Posted by: Tony Lewis | May 22, 2017 3:49 PM
I'm sorry, but this line of reasoning seems kind of ridiculous. Back in the Stan Lee days, Peter didn't even know the Fantastic Four that well on any personal level. We the readers know that they are trustworthy, but from the point of view of a fresh era of superheroes from a civilian or even another supehero, who knows what skeletons the Fantastic Four might have had in their closet? In real life there are countless situations in which people in a position of power or moral responsibility are hiding the most horrible, horrible things. Who's to say the Fantastic Four weren't using teleporters to deal contraband on the side? Who's to say that they weren't a Thunderbolts or Dark Avengers situation waiting to happen? Who's to say that even if they'd even keep a lid on his ID? Trust comes with time, and I'd assume that in
Posted by: Max_Spider | May 22, 2017 4:19 PM
a world where any Tom, Dick and Harry could throw on a mask and say they fight for truth and justice, the same would apply. Even if someone like Iron Man was a genuinely good person, it doesn't mean someone would trust him not to spill their identities on a drunken binge. Frankly, I feel like there's been a lot of incidents that justify superheroes keeping their identities a secret from one another. And that's without getting into stuff like mind control and duplicates and the like.
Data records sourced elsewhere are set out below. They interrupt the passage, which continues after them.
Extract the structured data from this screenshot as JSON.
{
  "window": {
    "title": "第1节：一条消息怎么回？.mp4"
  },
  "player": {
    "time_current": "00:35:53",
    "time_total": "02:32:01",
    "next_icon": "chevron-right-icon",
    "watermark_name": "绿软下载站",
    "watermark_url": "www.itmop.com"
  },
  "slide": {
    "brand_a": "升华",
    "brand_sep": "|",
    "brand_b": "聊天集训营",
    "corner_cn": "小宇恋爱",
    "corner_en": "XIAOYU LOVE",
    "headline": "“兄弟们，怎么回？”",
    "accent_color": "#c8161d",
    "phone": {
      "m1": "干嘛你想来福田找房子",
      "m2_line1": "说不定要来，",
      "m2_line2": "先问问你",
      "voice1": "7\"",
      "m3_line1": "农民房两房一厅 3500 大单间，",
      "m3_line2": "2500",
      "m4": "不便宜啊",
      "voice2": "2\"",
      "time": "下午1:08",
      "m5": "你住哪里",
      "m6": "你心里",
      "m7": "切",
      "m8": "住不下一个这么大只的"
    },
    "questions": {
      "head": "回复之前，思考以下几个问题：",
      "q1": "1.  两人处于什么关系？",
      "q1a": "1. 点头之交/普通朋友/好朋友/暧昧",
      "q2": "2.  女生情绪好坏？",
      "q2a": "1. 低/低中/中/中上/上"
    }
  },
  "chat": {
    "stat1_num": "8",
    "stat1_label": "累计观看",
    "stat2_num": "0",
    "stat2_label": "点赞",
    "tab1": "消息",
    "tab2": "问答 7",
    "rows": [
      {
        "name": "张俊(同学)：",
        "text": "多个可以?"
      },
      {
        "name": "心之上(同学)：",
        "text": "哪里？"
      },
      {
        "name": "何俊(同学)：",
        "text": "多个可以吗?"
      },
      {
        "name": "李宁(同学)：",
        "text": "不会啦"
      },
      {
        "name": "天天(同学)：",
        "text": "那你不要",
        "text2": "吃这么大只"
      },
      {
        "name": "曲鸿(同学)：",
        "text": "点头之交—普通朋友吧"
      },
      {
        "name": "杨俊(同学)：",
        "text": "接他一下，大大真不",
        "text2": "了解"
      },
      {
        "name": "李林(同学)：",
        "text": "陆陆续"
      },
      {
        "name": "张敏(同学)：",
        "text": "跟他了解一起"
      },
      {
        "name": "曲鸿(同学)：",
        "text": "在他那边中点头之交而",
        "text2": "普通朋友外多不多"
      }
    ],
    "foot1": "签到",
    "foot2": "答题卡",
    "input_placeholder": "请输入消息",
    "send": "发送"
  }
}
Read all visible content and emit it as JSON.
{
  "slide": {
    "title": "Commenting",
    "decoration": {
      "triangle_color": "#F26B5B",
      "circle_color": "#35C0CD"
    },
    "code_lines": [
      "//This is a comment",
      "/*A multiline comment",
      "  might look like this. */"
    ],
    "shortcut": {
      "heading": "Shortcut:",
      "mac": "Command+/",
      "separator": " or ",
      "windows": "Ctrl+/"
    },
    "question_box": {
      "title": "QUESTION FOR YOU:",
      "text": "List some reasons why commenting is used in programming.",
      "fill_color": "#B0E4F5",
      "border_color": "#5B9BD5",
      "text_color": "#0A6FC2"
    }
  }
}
Posted by: Max_Spider | May 22, 2017 4:33 PM
I mean, the less people who know who you are, the less brains there are for a psychic to extract that information right? As if psychic powers are even the only way.
Posted by: Max_Spider | May 22, 2017 4:36 PM
Peter always had a reason not to give away his secret identity - he was afraid of people going after the ones he loves. In some cases, he was also afraid of what would happen if his loved ones found out who he was. In the case of Gwen Stacy, he was worried since she blamed Spider-Man for her father's death. And in the case of Aunt May, he was afraid the stress would be too much for her.
Posted by: clyde | May 23, 2017 9:30 AM
This is the 2nd time in the 1972 index that I've noticed the Watcher dressed in red and acting out of character. The 1st was in Avengers #101. A possible theory might be that these are the first two unknown appearances of Aron the Rogue Watcher.
Besides dressing in red and acting out of character, he is also shown in the last scan above to be wearing pants, and Uatu never wears pants; it's a dead giveaway.
Aron's official 1st appearance is in Captain Marvel #37-39, 1974.